Revised post-war figures place USAF claims against the MiG-15 at 375, with admitted F-86 losses of 103, giving a 3.5:1 kill ratio. This is lower than the wartime claim of 10:1, but still very respectable. The majority of these kills, however, date from 1952-53 against Chinese and North Korean opponents. During the "Honcho Year," Americans and Russians were about even in admitted losses.
There have been four attempts at doing the MiG-15 in 1/48 scale. The first, by Hawk, arrived in the late 1950s and is of little interest today other than to kit collectors, being nothing more than "vaguely" a MiG-15. The second, the Monogram kit that appeared in 1975, was for 20 years the best MiG-15 available. Unfortunately, Monogram managed to do their kit in a scale more like 1/40, making the diminutive Soviet interceptor as big as its F-86 opponent - the first time I saw a real MiG-15 sitting next to an F-86 out at Chino in the mid-80s, I knew something was wrong. Tamiya brought out their MiG-15 in 1995, followed by one released by Trumpeter in 1999, which is no longer available. The Tamiya kit has been out of production for several years; I found this kit at my LHS, a trade from another modeler for a newer kit, priced at its original $27.00, a bargain I couldn't pass up. Fortunately, I had the long out of production Eduard photoetch interior set for this kit, as well as an even-older AeroMaster sheet of MiG aces that included the MiG-15 Yevgeny Pepelyaev flew for most of his victories.

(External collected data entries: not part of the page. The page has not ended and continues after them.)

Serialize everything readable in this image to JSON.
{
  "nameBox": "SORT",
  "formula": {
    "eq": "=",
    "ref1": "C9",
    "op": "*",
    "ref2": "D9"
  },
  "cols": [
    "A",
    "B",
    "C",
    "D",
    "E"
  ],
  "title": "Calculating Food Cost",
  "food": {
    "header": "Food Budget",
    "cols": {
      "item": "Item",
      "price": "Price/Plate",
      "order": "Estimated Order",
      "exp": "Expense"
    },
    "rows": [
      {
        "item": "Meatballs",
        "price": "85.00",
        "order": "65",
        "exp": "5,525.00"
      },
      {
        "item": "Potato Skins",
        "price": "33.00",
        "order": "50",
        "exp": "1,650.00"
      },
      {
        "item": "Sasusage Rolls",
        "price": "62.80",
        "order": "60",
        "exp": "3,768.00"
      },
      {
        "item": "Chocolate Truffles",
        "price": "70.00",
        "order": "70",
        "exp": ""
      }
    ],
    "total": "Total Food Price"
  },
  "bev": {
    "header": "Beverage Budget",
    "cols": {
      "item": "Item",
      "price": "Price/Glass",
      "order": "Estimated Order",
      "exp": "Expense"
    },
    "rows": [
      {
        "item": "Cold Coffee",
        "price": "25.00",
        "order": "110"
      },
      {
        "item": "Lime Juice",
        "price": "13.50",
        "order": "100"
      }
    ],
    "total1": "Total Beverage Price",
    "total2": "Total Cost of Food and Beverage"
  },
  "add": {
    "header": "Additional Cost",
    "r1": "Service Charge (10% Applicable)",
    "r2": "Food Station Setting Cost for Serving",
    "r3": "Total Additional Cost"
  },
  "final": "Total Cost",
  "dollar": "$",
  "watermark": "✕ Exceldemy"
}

I had done several other models from this kit back 20 years ago when it first appeared. My memory of it as an easy build was right. After painting the cockpit and attaching the Eduard details, I glued this in the forward fuselage and closed it up after filling the area under the cockpit around the nose wheel well and immediately aft of the cockpit with as much lead shot as I could get in there, since the model is a notorious tail sitter otherwise. I also did not attach the engine, but rather put a bulkhead made with Evergreen sheet in the rear fuselage to glue the exhaust to, then assembled the rear fuselage and attached it to the forward fuselage. The wings and horizontal stabilizer were attached and the model was ready for paint. Test balance showed there would be no problem with tail-sitting.
|COLORS & MARKINGS|
I painted the red nose with Tamiya "Gloss Red," then masked that off and painted the wheel wells "Russian blue," then filled them with tissue paper. The model was painted overall with Alclad Aluminum, with various panels then masked off and painted with Alclad Duraluminum and White Aluminum.

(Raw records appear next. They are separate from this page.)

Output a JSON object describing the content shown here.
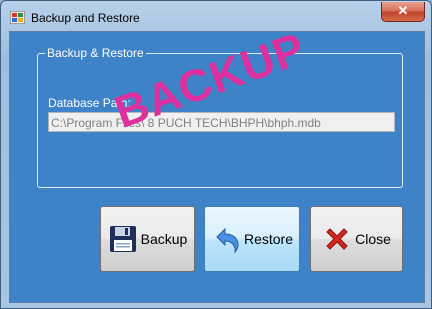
{
  "window": {
    "title": "Backup and Restore",
    "close_glyph": "✕"
  },
  "group": {
    "title": "Backup & Restore",
    "db_label": "Database Path:",
    "db_path": "C:\\Program Files\\ 8 PUCH TECH\\BHPH\\bhph.mdb"
  },
  "watermark": "BACKUP",
  "buttons": {
    "backup": "Backup",
    "restore": "Restore",
    "close": "Close"
  },
  "icons": {
    "app": "app-icon",
    "backup": "floppy-disk-icon",
    "restore": "undo-arrow-icon",
    "close": "red-x-icon"
  },
  "colors": {
    "client_background": "#3e82c7",
    "watermark": "#de2f9e",
    "close_button": "#c0432b"
  }
}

I attached the windscreen with white glue, then posed the canopy in the open position using a couple drops of CA. The landing gear was attached, and the dive brakes posed in the open position.
The Tamiya kit is not 100 percent accurate (what model is?), but it is certainly "close enough," and is still the best MiG-15 out there for anyone who can find it. It's an easy project that will result in an excellent model.